Palestinian members of Hamas's al-Qassam brigades..
(photo credit: REUTERS)
Hamas military wing Izzadin Kassam ostensibly sent threatening text messages to foreign correspondents, parliamentary aides and other Israelis Saturday night.
“Al-Qassam has chosen you to be The next Shalite [sic]...Be Ready,” one message read, referring to Gilad Schalit, the soldier whom Hamas held captive for five years.
Other messages, written in grammatically incorrect Hebrew, read “if Gaza is attacked, then the life of the Zionists will be hell” and “Kassam promised revenge and there was revenge. The account is not over, the worst is yet to come.”
Some of the messages were sent from Palestinian cellphone numbers, beginning with 059.
A fourth message, also in pidgin Hebrew, referred to Hamas founder Sheikh Ahmed Yassin, assassinated by Israel in 2004: “Israel established the injustice and the occupation and the fate of every entity of injustice and occupation is destruction...the Shaheed [“martyr”] Ahmed Yassin.”
The same text with the reference to Yassin was sent to everyone who subscribed to the Israel Defense website at the same time as the text messages, seemingly undermining reports that the messages are a phishing scam, in which everyone who called or sent an SMS to the number was charged for doing so.
Many of the people who received the message, including Eyal Shviki, aide to opposition leader Isaac Herzog (Labor), and Washington Post
correspondent and former Jerusalem Post
reporter Ruth Eglash, posted images of them on Facebook, and found that many of their colleagues had similar experiences.
Eglash said of the messages: “I was confused when I first received them and thought they were directed only at me.
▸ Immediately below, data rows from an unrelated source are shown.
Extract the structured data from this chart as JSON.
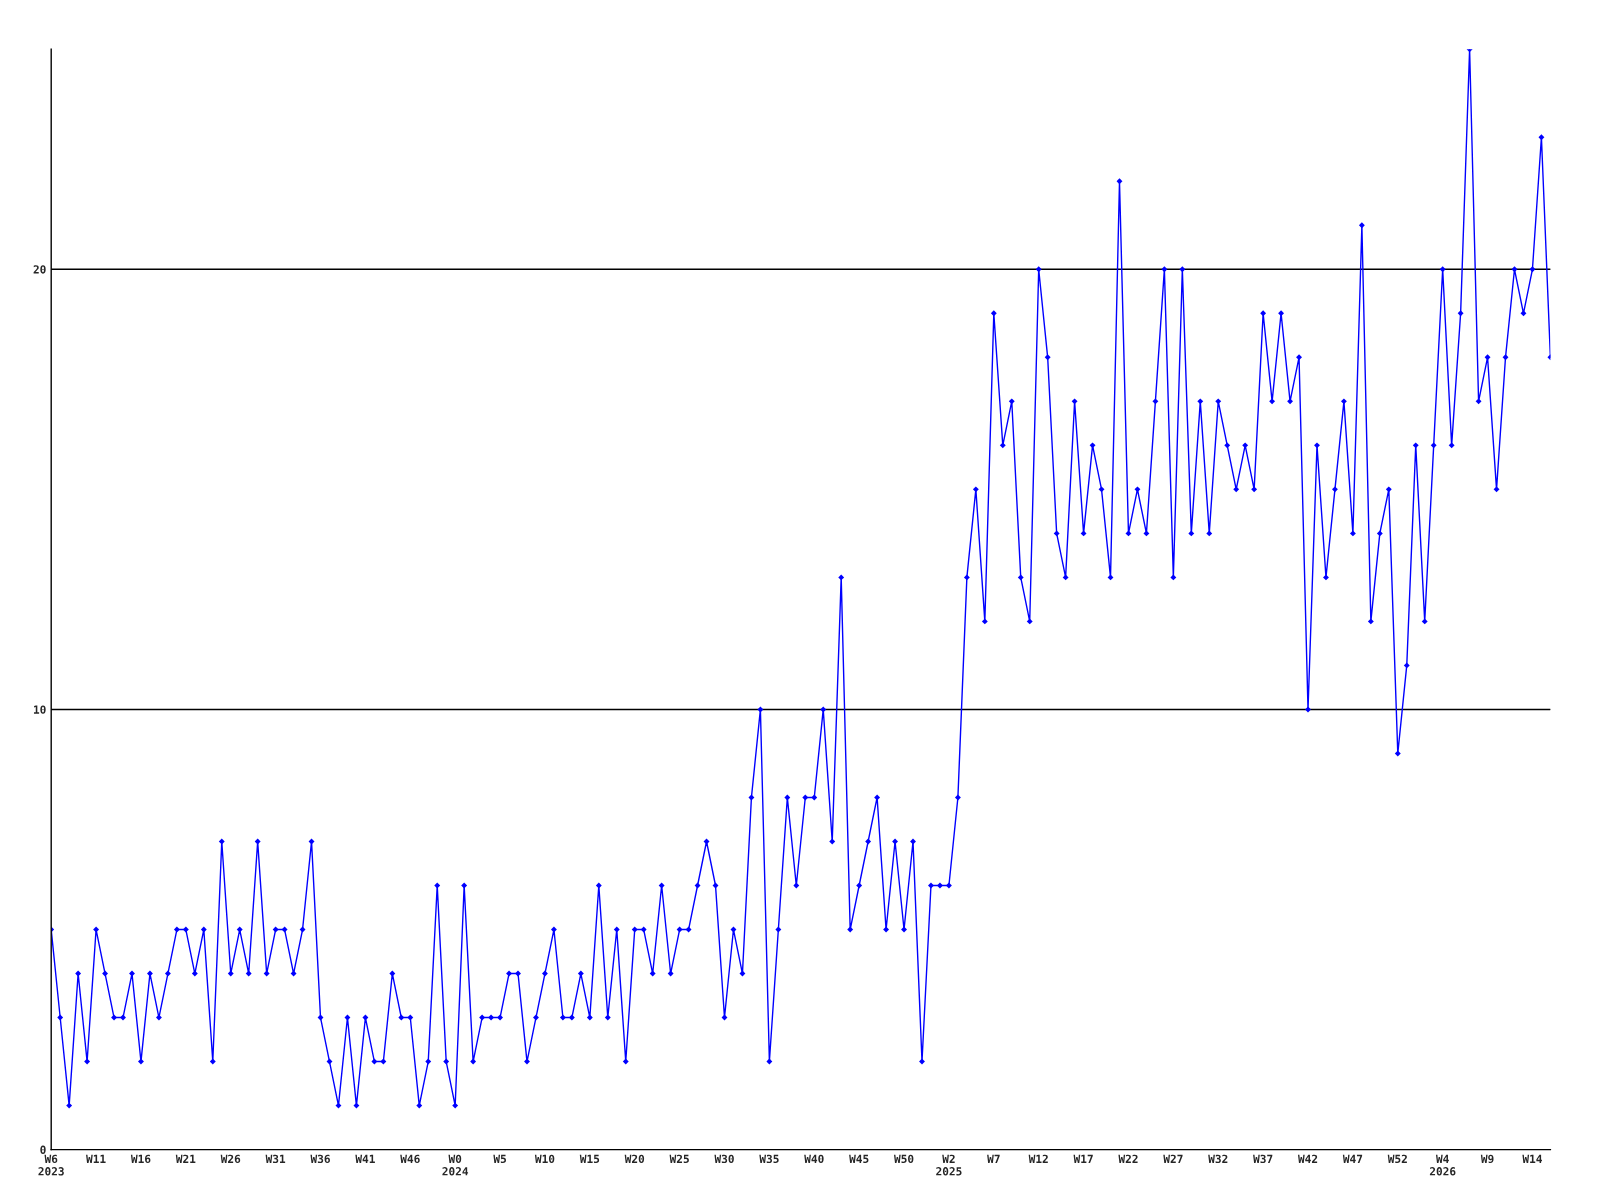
{
  "chart_data": {
    "type": "line",
    "categories": [
      "W6\n2023",
      null,
      null,
      null,
      null,
      "W11",
      null,
      null,
      null,
      null,
      "W16",
      null,
      null,
      null,
      null,
      "W21",
      null,
      null,
      null,
      null,
      "W26",
      null,
      null,
      null,
      null,
      "W31",
      null,
      null,
      null,
      null,
      "W36",
      null,
      null,
      null,
      null,
      "W41",
      null,
      null,
      null,
      null,
      "W46",
      null,
      null,
      null,
      null,
      "W0\n2024",
      null,
      null,
      null,
      null,
      "W5",
      null,
      null,
      null,
      null,
      "W10",
      null,
      null,
      null,
      null,
      "W15",
      null,
      null,
      null,
      null,
      "W20",
      null,
      null,
      null,
      null,
      "W25",
      null,
      null,
      null,
      null,
      "W30",
      null,
      null,
      null,
      null,
      "W35",
      null,
      null,
      null,
      null,
      "W40",
      null,
      null,
      null,
      null,
      "W45",
      null,
      null,
      null,
      null,
      "W50",
      null,
      null,
      null,
      null,
      "W2\n2025",
      null,
      null,
      null,
      null,
      "W7",
      null,
      null,
      null,
      null,
      "W12",
      null,
      null,
      null,
      null,
      "W17",
      null,
      null,
      null,
      null,
      "W22",
      null,
      null,
      null,
      null,
      "W27",
      null,
      null,
      null,
      null,
      "W32",
      null,
      null,
      null,
      null,
      "W37",
      null,
      null,
      null,
      null,
      "W42",
      null,
      null,
      null,
      null,
      "W47",
      null,
      null,
      null,
      null,
      "W52",
      null,
      null,
      null,
      null,
      "W4\n2026",
      null,
      null,
      null,
      null,
      "W9",
      null,
      null,
      null,
      null,
      "W14",
      null,
      null
    ],
    "series": [
      {
        "color": "#0000ff",
        "values": [
          5,
          3,
          1,
          4,
          2,
          5,
          4,
          3,
          3,
          4,
          2,
          4,
          3,
          4,
          5,
          5,
          4,
          5,
          2,
          7,
          4,
          5,
          4,
          7,
          4,
          5,
          5,
          4,
          5,
          7,
          3,
          2,
          1,
          3,
          1,
          3,
          2,
          2,
          4,
          3,
          3,
          1,
          2,
          6,
          2,
          1,
          6,
          2,
          3,
          3,
          3,
          4,
          4,
          2,
          3,
          4,
          5,
          3,
          3,
          4,
          3,
          6,
          3,
          5,
          2,
          5,
          5,
          4,
          6,
          4,
          5,
          5,
          6,
          7,
          6,
          3,
          5,
          4,
          8,
          10,
          2,
          5,
          8,
          6,
          8,
          8,
          10,
          7,
          13,
          5,
          6,
          7,
          8,
          5,
          7,
          5,
          7,
          2,
          6,
          6,
          6,
          8,
          13,
          15,
          12,
          19,
          16,
          17,
          13,
          12,
          20,
          18,
          14,
          13,
          17,
          14,
          16,
          15,
          13,
          22,
          14,
          15,
          14,
          17,
          20,
          13,
          20,
          14,
          17,
          14,
          17,
          16,
          15,
          16,
          15,
          19,
          17,
          19,
          17,
          18,
          10,
          16,
          13,
          15,
          17,
          14,
          21,
          12,
          14,
          15,
          9,
          11,
          16,
          12,
          16,
          20,
          16,
          19,
          25,
          17,
          18,
          15,
          18,
          20,
          19,
          20,
          23,
          18
        ]
      }
    ],
    "ylim": [
      0,
      25
    ],
    "yticks": [
      0,
      10,
      20
    ],
    "grid": "y",
    "marker": "diamond",
    "line_style": "solid"
  }
}
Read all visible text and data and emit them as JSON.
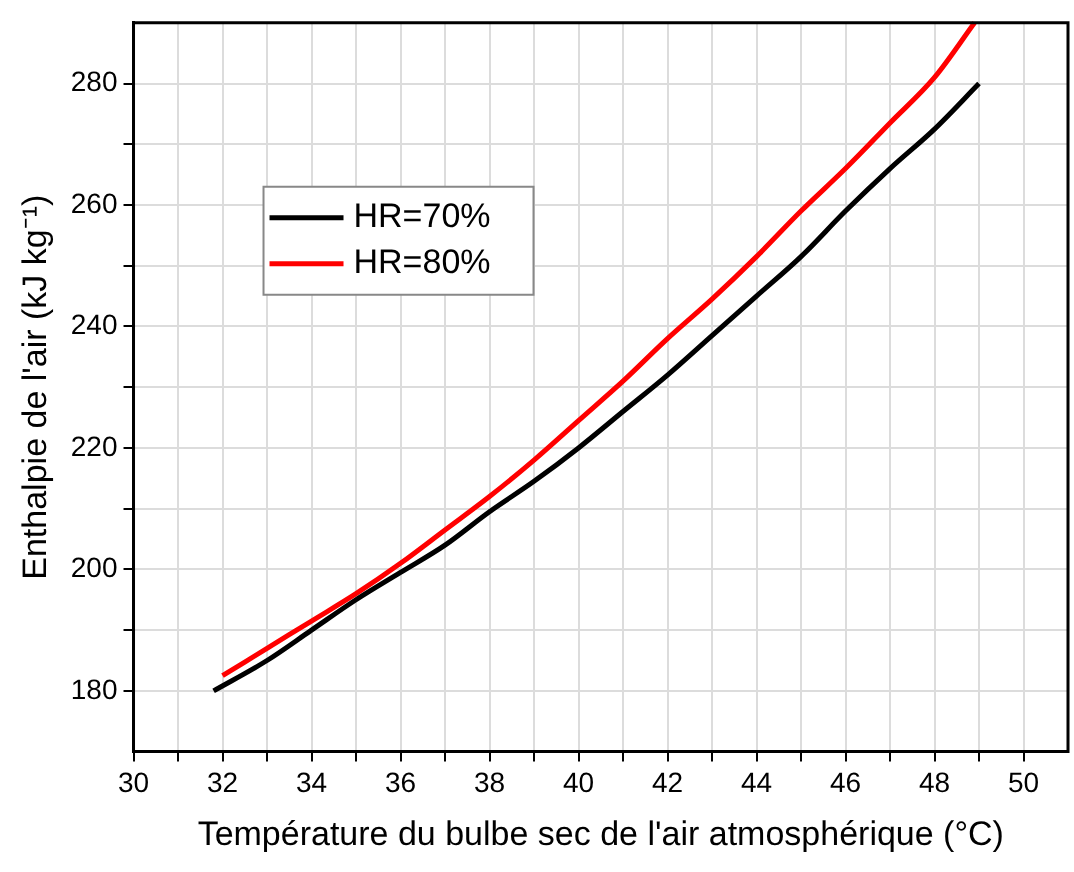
{
  "chart_data": {
    "type": "line",
    "xlabel": "Température du bulbe sec de l'air atmosphérique (°C)",
    "ylabel": "Enthalpie de l'air (kJ kg⁻¹)",
    "series": [
      {
        "name": "HR=70%",
        "color": "#000000",
        "x": [
          31.8,
          33,
          34,
          35,
          36,
          37,
          38,
          39,
          40,
          41,
          42,
          43,
          44,
          45,
          46,
          47,
          48,
          49
        ],
        "values": [
          180,
          185,
          190,
          195,
          199.5,
          204,
          209.5,
          214.5,
          220,
          226,
          232,
          238.5,
          245,
          251.5,
          259,
          266,
          272.5,
          280
        ]
      },
      {
        "name": "HR=80%",
        "color": "#ff0000",
        "x": [
          32,
          33,
          34,
          35,
          36,
          37,
          38,
          39,
          40,
          41,
          42,
          43,
          44,
          45,
          46,
          47,
          48,
          48.9
        ],
        "values": [
          182.5,
          187,
          191.5,
          196,
          201,
          206.5,
          212,
          218,
          224.5,
          231,
          238,
          244.5,
          251.5,
          259,
          266,
          273.5,
          281,
          290
        ]
      }
    ],
    "xlim": [
      30,
      51
    ],
    "xticks": [
      30,
      {
        "value": 31,
        "label": null
      },
      32,
      {
        "value": 33,
        "label": null
      },
      34,
      {
        "value": 35,
        "label": null
      },
      36,
      {
        "value": 37,
        "label": null
      },
      38,
      {
        "value": 39,
        "label": null
      },
      40,
      {
        "value": 41,
        "label": null
      },
      42,
      {
        "value": 43,
        "label": null
      },
      44,
      {
        "value": 45,
        "label": null
      },
      46,
      {
        "value": 47,
        "label": null
      },
      48,
      {
        "value": 49,
        "label": null
      },
      50
    ],
    "ylim": [
      170,
      290
    ],
    "yticks": [
      180,
      {
        "value": 190,
        "label": null
      },
      200,
      {
        "value": 210,
        "label": null
      },
      220,
      {
        "value": 230,
        "label": null
      },
      240,
      {
        "value": 250,
        "label": null
      },
      260,
      {
        "value": 270,
        "label": null
      },
      280
    ],
    "grid": true,
    "legend": "top left",
    "marker": "none",
    "line_style": "solid"
  }
}
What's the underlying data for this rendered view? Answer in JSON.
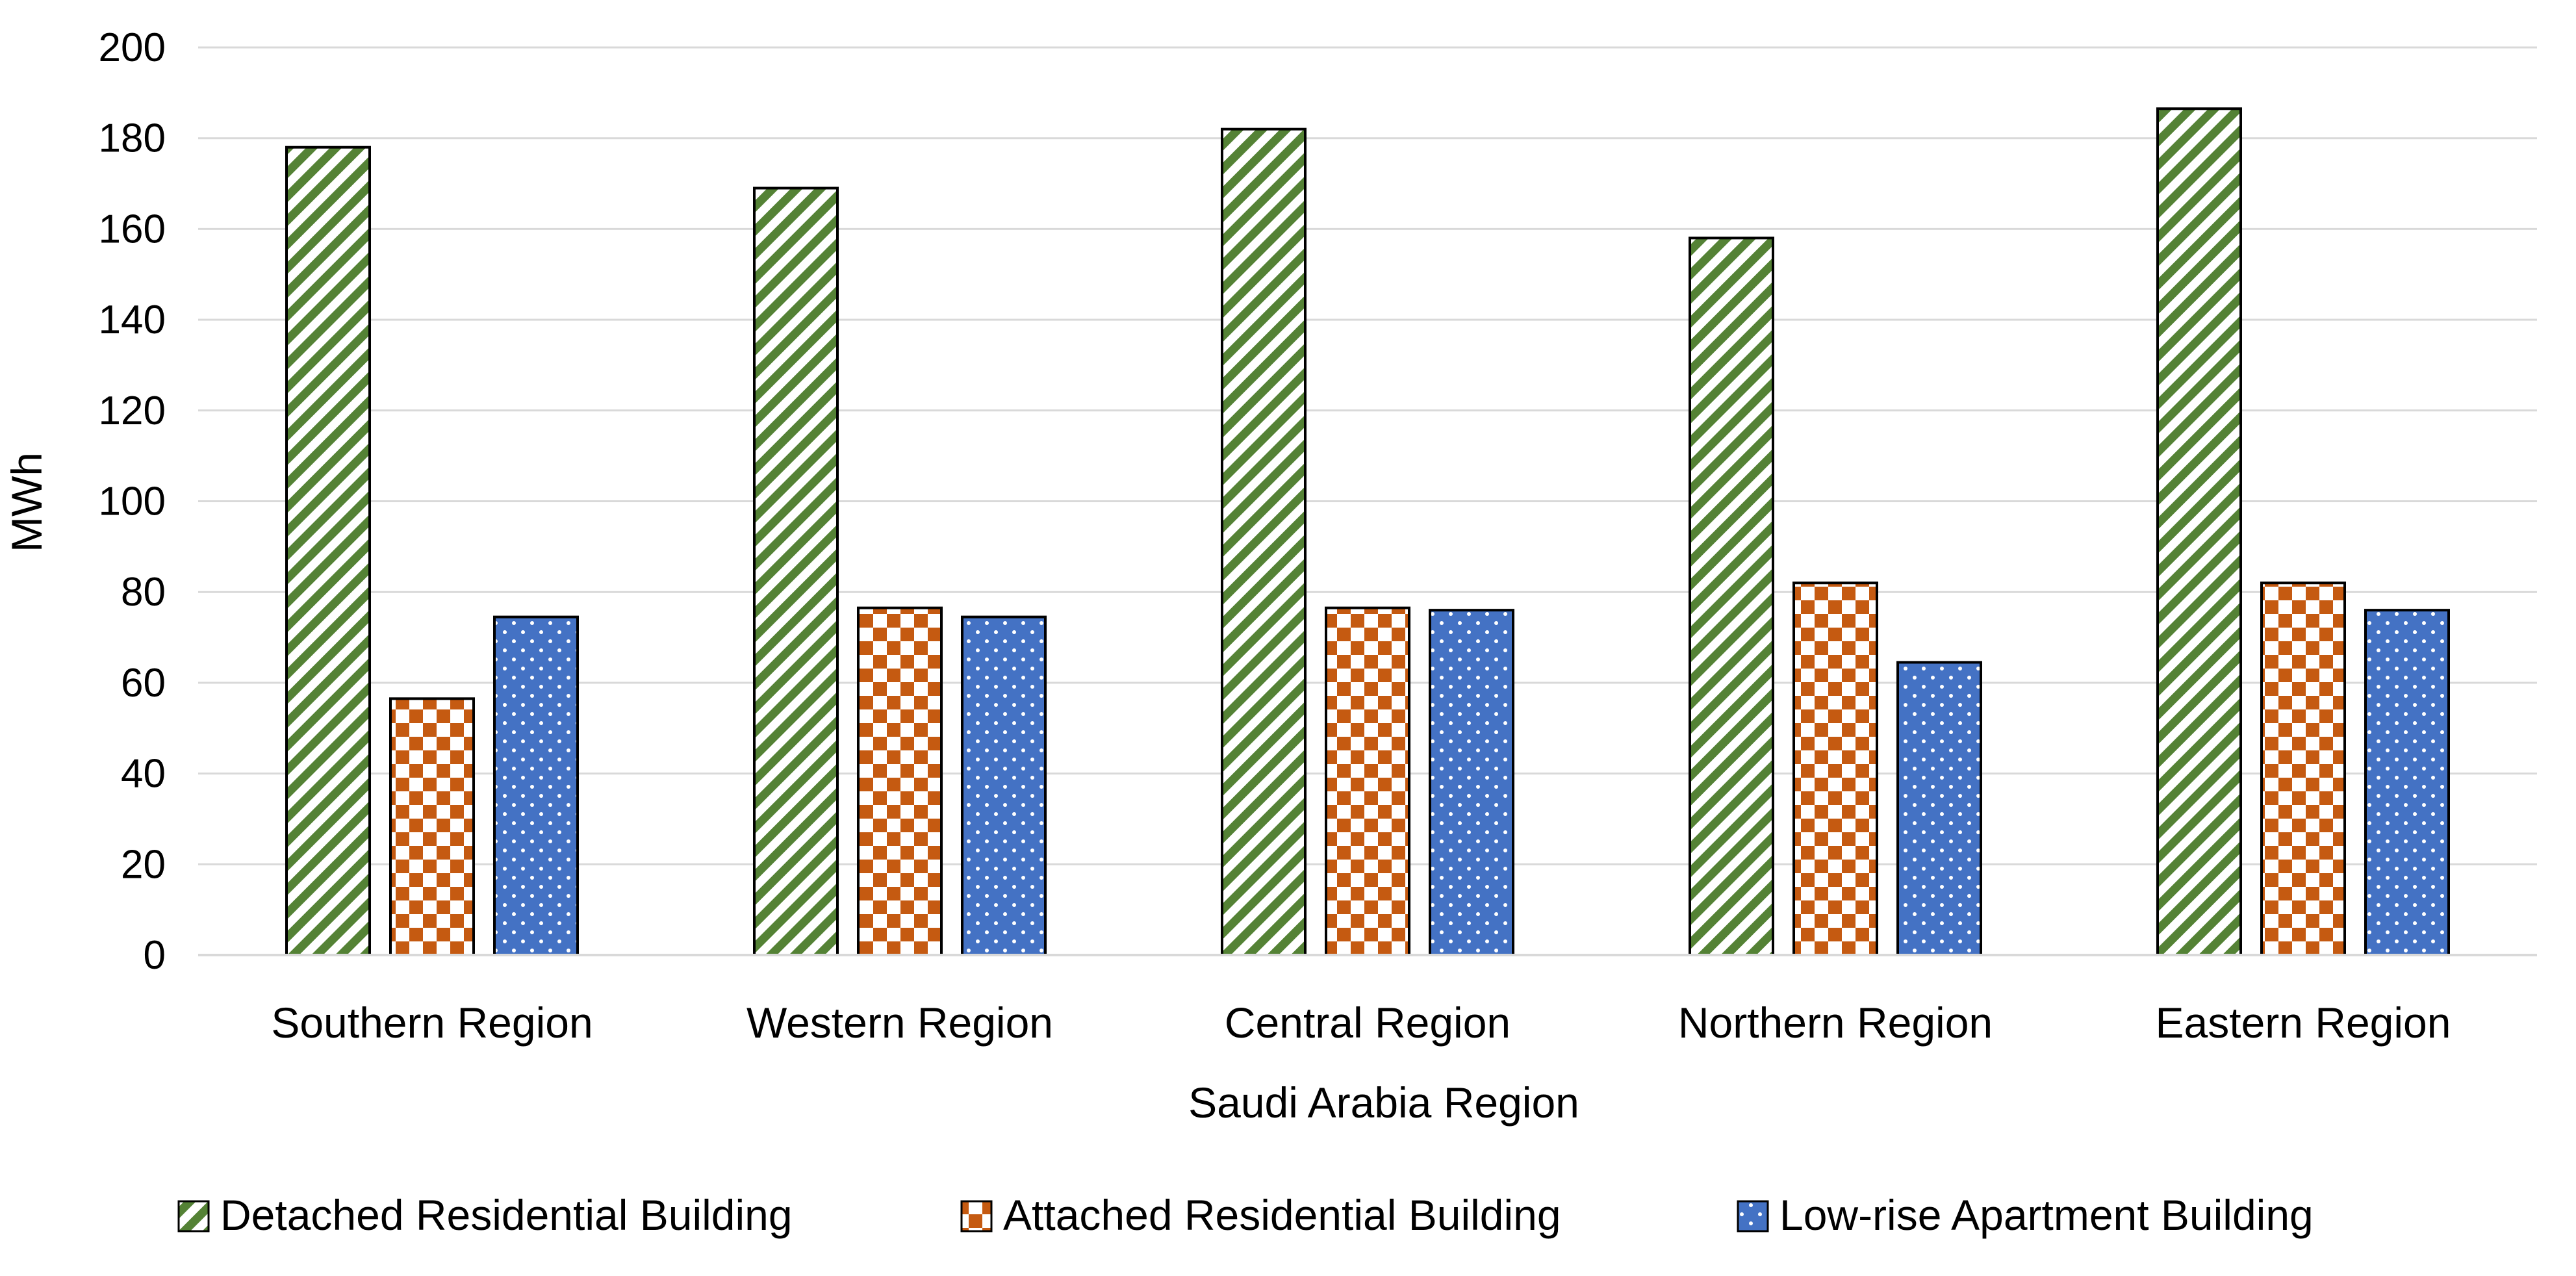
{
  "chart_data": {
    "type": "bar",
    "title": "",
    "xlabel": "Saudi Arabia Region",
    "ylabel": "MWh",
    "ylim": [
      0,
      200
    ],
    "yticks": [
      0,
      20,
      40,
      60,
      80,
      100,
      120,
      140,
      160,
      180,
      200
    ],
    "grid": true,
    "legend_position": "bottom",
    "categories": [
      "Southern Region",
      "Western Region",
      "Central Region",
      "Northern Region",
      "Eastern Region"
    ],
    "series": [
      {
        "name": "Detached Residential Building",
        "color": "#548235",
        "pattern": "diagonal-stripes",
        "values": [
          178,
          169,
          182,
          158,
          186.5
        ]
      },
      {
        "name": "Attached Residential Building",
        "color": "#C55A11",
        "pattern": "checkerboard",
        "values": [
          56.5,
          76.5,
          76.5,
          82,
          82
        ]
      },
      {
        "name": "Low-rise Apartment Building",
        "color": "#4472C4",
        "pattern": "dots",
        "values": [
          74.5,
          74.5,
          76,
          64.5,
          76
        ]
      }
    ]
  }
}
At first I tried to call the number, but just got a weird buzzing sound.”
Reporters like Jonah Mandel of AFP and Batsheva Sobelman of the Los Angeles Times commented on Eglash’s post confirming that they, too, received similar messages.The New York Times
Jerusalem bureau chief Jodi Rudoren received the messages and tried calling the phone numbers.
“When I thought it was only coming to me, I planned to call Orange and perhaps the police today [Sunday] to trace the numbers, but [New York Times
correspondent] Isabel [Kershner] got one shortly after... and Emily Harris of NPR, and then it was all over Facebook and the news, so I see no reason to report it” to the police, Rudoren explained.
The Foreign Press Association condemned the messages, writing: “This is unacceptable. Journalists are not part of the Middle East conflict. They are observers who should be treated as such. The FPA calls on the Hamas government to take steps to guarantee this never happens again.”